Quote:
Originally Posted by Kipp Jones /forum/post/0
I disagree. If the original content was transmitted in MPEG2, then uncompressed and then recompressed to MPEG2 via 1394, no bit loss, the original content would be intact and therefore equal to HDMI.
Also, if a device simply had a 1394 output skipping the HDMI output, the PQ would be the same. The difference is where the uncompressing is done.
For the record, 1394 is now at 3.2Gbps over fiber as demonstrated at CEDIA 2006.
They now have enough bandwidth to transmit HDTV including 1080p uncompressed if they wanted to. Recording HDTV on top of that is a bonus.
MPEG2 (and all the other codecs like MPEG4, H264, VC1, etc) is a lossy compression. Each time it is compressed, information is lost (like an mp3). Thus, if the original MPEG2 content is uncompressed, then re-compressed one more time (i.e. more information is now lost), the quality of the 2nd compression will certainly be lower.
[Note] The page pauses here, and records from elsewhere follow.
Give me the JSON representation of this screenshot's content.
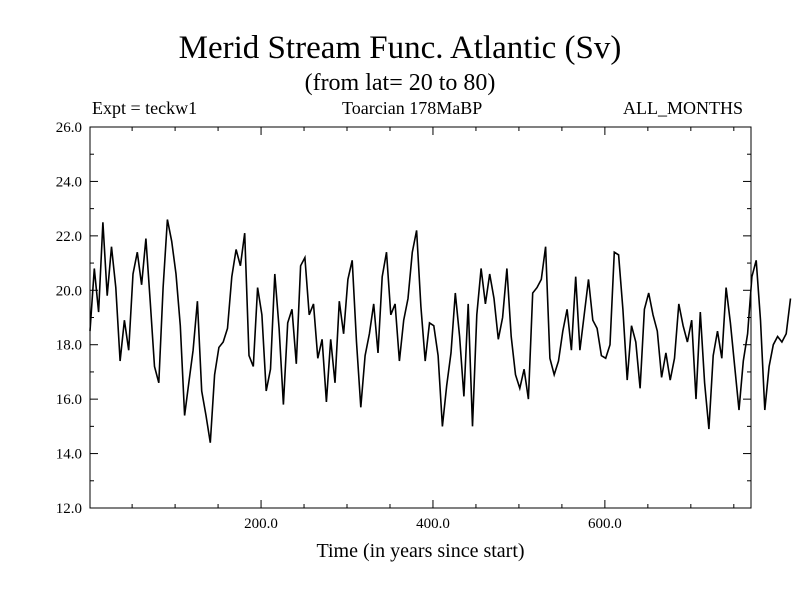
{
  "chart_data": {
    "type": "line",
    "title": "Merid Stream Func. Atlantic (Sv)",
    "subtitle": "(from lat= 20 to 80)",
    "annotations": {
      "left": "Expt = teckw1",
      "center": "Toarcian 178MaBP",
      "right": "ALL_MONTHS"
    },
    "xlabel": "Time (in years since start)",
    "ylabel": "",
    "xlim": [
      1,
      770
    ],
    "ylim": [
      12.0,
      26.0
    ],
    "x_ticks": [
      200.0,
      400.0,
      600.0
    ],
    "x_tick_labels": [
      "200.0",
      "400.0",
      "600.0"
    ],
    "y_ticks": [
      12.0,
      14.0,
      16.0,
      18.0,
      20.0,
      22.0,
      24.0,
      26.0
    ],
    "y_tick_labels": [
      "12.0",
      "14.0",
      "16.0",
      "18.0",
      "20.0",
      "22.0",
      "24.0",
      "26.0"
    ],
    "grid": false,
    "series": [
      {
        "name": "Merid Stream Func. Atlantic",
        "x_start": 1,
        "x_step": 5,
        "values": [
          18.5,
          20.8,
          19.2,
          22.5,
          19.8,
          21.6,
          20.1,
          17.4,
          18.9,
          17.8,
          20.6,
          21.4,
          20.2,
          21.9,
          19.6,
          17.2,
          16.6,
          20.1,
          22.6,
          21.8,
          20.6,
          18.7,
          15.4,
          16.6,
          17.8,
          19.6,
          16.3,
          15.4,
          14.4,
          16.9,
          17.9,
          18.1,
          18.6,
          20.5,
          21.5,
          20.9,
          22.1,
          17.6,
          17.2,
          20.1,
          19.1,
          16.3,
          17.1,
          20.6,
          18.6,
          15.8,
          18.8,
          19.3,
          17.3,
          20.9,
          21.2,
          19.1,
          19.5,
          17.5,
          18.2,
          15.9,
          18.2,
          16.6,
          19.6,
          18.4,
          20.4,
          21.1,
          18.1,
          15.7,
          17.6,
          18.4,
          19.5,
          17.7,
          20.5,
          21.4,
          19.1,
          19.5,
          17.4,
          18.9,
          19.7,
          21.4,
          22.2,
          19.4,
          17.4,
          18.8,
          18.7,
          17.6,
          15.0,
          16.5,
          17.7,
          19.9,
          18.3,
          16.1,
          19.5,
          15.0,
          19.1,
          20.8,
          19.5,
          20.6,
          19.7,
          18.2,
          19.0,
          20.8,
          18.3,
          16.9,
          16.4,
          17.1,
          16.0,
          19.9,
          20.1,
          20.4,
          21.6,
          17.5,
          16.9,
          17.4,
          18.5,
          19.3,
          17.8,
          20.5,
          17.8,
          19.1,
          20.4,
          18.9,
          18.6,
          17.6,
          17.5,
          18.0,
          21.4,
          21.3,
          19.3,
          16.7,
          18.7,
          18.1,
          16.4,
          19.3,
          19.9,
          19.1,
          18.5,
          16.8,
          17.7,
          16.7,
          17.5,
          19.5,
          18.7,
          18.1,
          18.9,
          16.0,
          19.2,
          16.6,
          14.9,
          17.6,
          18.5,
          17.5,
          20.1,
          18.8,
          17.2,
          15.6,
          17.4,
          18.4,
          20.5,
          21.1,
          18.9,
          15.6,
          17.2,
          18.0,
          18.3,
          18.1,
          18.4,
          19.7
        ]
      }
    ]
  }
}
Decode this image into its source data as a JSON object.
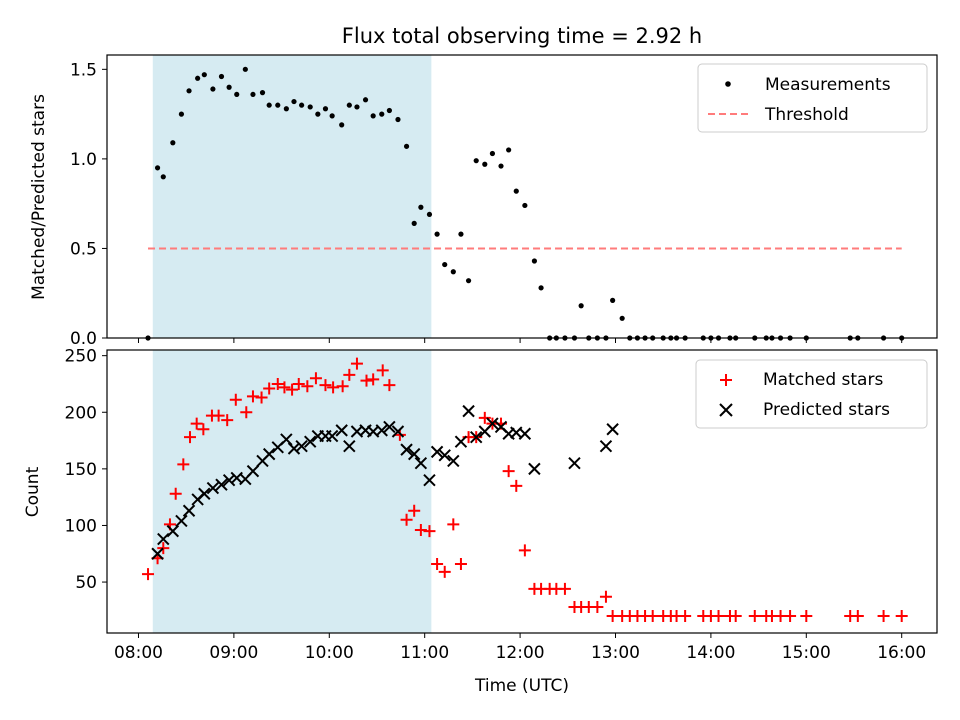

It's similar to taking an mp3, decompressing to wav, then re-compressing into an mp3 again. The 2nd version will be lower quality than the first.
The only equivalent "lossless" way would be to never decompress the original MPEG2 content (say from the disc or off the air), transmit it over 1394, then get decompressed at the display. But you still have the problem of not being sure whether the TV has the right decompression codec.